Als je stress hebt, geven je hersenen een signaal af aan je lichaam. Je lichaam reageert en gaat het hormoon adrenaline aanmaken. Door de adrenaline gaat je hart sneller kloppen, ga je zweten, je ademhaling gaat sneller en je spieren spannen zich aan. Er gaat meer zuurstofrijk bloed naar je hart en spieren toe en minder naar bijvoorbeeld je spijsverteringskanaal. Daardoor kun je optimaal reageren op het ‘gevaar’.
Cortisol
Maar als dat gevaar na een paar minuten nog niet weg is, maakt je lichaam cortisol aan. Dit is een stresshormoon dat jou ‘paraat’ houdt. Cortisol heeft allerlei effecten op je lichaam, bijvoorbeeld op je hart- en bloedvaten en op je stofwisseling.

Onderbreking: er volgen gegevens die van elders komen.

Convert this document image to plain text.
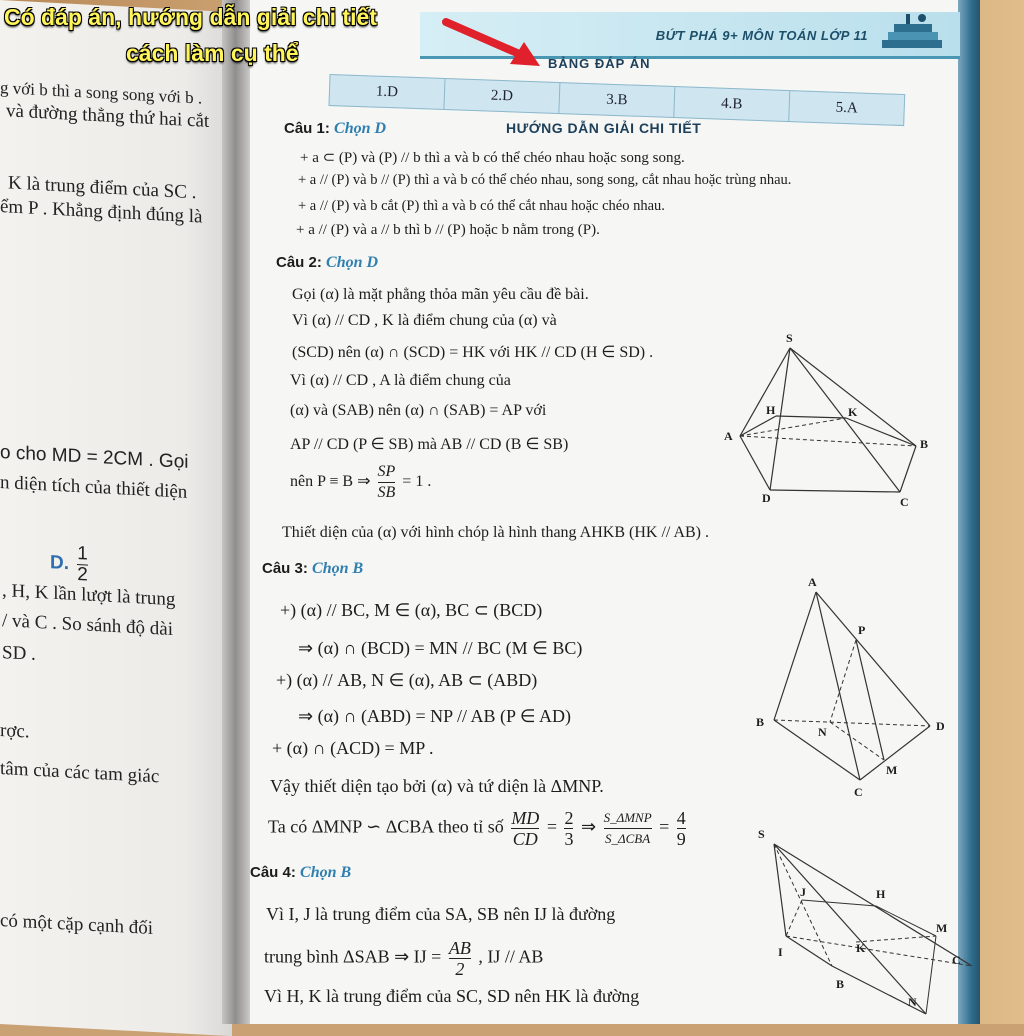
g với b thì a song song với b .
và đường thẳng thứ hai cắt
K là trung điểm của SC .
ểm P . Khẳng định đúng là
o cho MD = 2CM . Gọi
n diện tích của thiết diện
D. $\frac{1}{2}$
, H, K lần lượt là trung
/ và C . So sánh độ dài
SD .
rợc.
tâm của các tam giác
có một cặp cạnh đối
BỨT PHÁ 9+ MÔN TOÁN LỚP 11
Có đáp án, hướng dẫn giải chi tiết
cách làm cụ thể	BẢNG ĐÁP ÁN
1.D	2.D	3.B	4.B	5.A
HƯỚNG DẪN GIẢI CHI TIẾT
Câu 1: Chọn D
+ a ⊂ (P) và (P) // b thì a và b có thể chéo nhau hoặc song song.
+ a // (P) và b // (P) thì a và b có thể chéo nhau, song song, cắt nhau hoặc trùng nhau.
+ a // (P) và b cắt (P) thì a và b có thể cắt nhau hoặc chéo nhau.
+ a // (P) và a // b thì b // (P) hoặc b nằm trong (P).
Câu 2: Chọn D
Gọi (α) là mặt phẳng thỏa mãn yêu cầu đề bài.
Vì (α) // CD , K là điểm chung của (α) và
(SCD) nên (α) ∩ (SCD) = HK với HK // CD (H ∈ SD) .
Vì (α) // CD , A là điểm chung của
(α) và (SAB) nên (α) ∩ (SAB) = AP với
AP // CD (P ∈ SB) mà AB // CD (B ∈ SB)
nên P ≡ B ⇒ $\frac{SP}{SB} = 1$ .
Thiết diện của (α) với hình chóp là hình thang AHKB (HK // AB) .
S
H	K
A
B
D	C
Câu 3: Chọn B
+) (α) // BC, M ∈ (α), BC ⊂ (BCD)
⇒ (α) ∩ (BCD) = MN // BC (M ∈ BC)
+) (α) // AB, N ∈ (α), AB ⊂ (ABD)
⇒ (α) ∩ (ABD) = NP // AB (P ∈ AD)
+ (α) ∩ (ACD) = MP .
Vậy thiết diện tạo bởi (α) và tứ diện là ΔMNP.
Ta có ΔMNP ∽ ΔCBA theo tỉ số $\frac{MD}{CD} = \frac{2}{3}$ ⇒ $\frac{\text{S\_ΔMNP}}{\text{S\_ΔCBA}} = \frac{4}{9}$
A
P
B
N	D
M
C
Câu 4: Chọn B
Vì I, J là trung điểm của SA, SB nên IJ là đường
trung bình ΔSAB ⇒ IJ = $\frac{AB}{2}$ , IJ // AB
Vì H, K là trung điểm của SC, SD nên HK là đường
S
J	H
M
I	K
C
B
N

Je bloedsuikerspiegel gaat omhoog, omdat er meer glucose in het bloed komt. Zo is er genoeg energie paraat tegen het ‘gevaar’. Cortisol schakelt ook het immuunsysteem uit om energie te besparen die nodig is voor het ‘vluchten’. Maar het immuunsysteem is belangrijk om ontstekingen en ziekte tegen te gaan. Door langdurige stress zorgt het cortisol voor negatieve effecten, omdat je bijvoorbeeld vatbaarder wordt voor ziekten. Bijvoorbeeld het risico op hart- en vaatziekten neemt dan toe.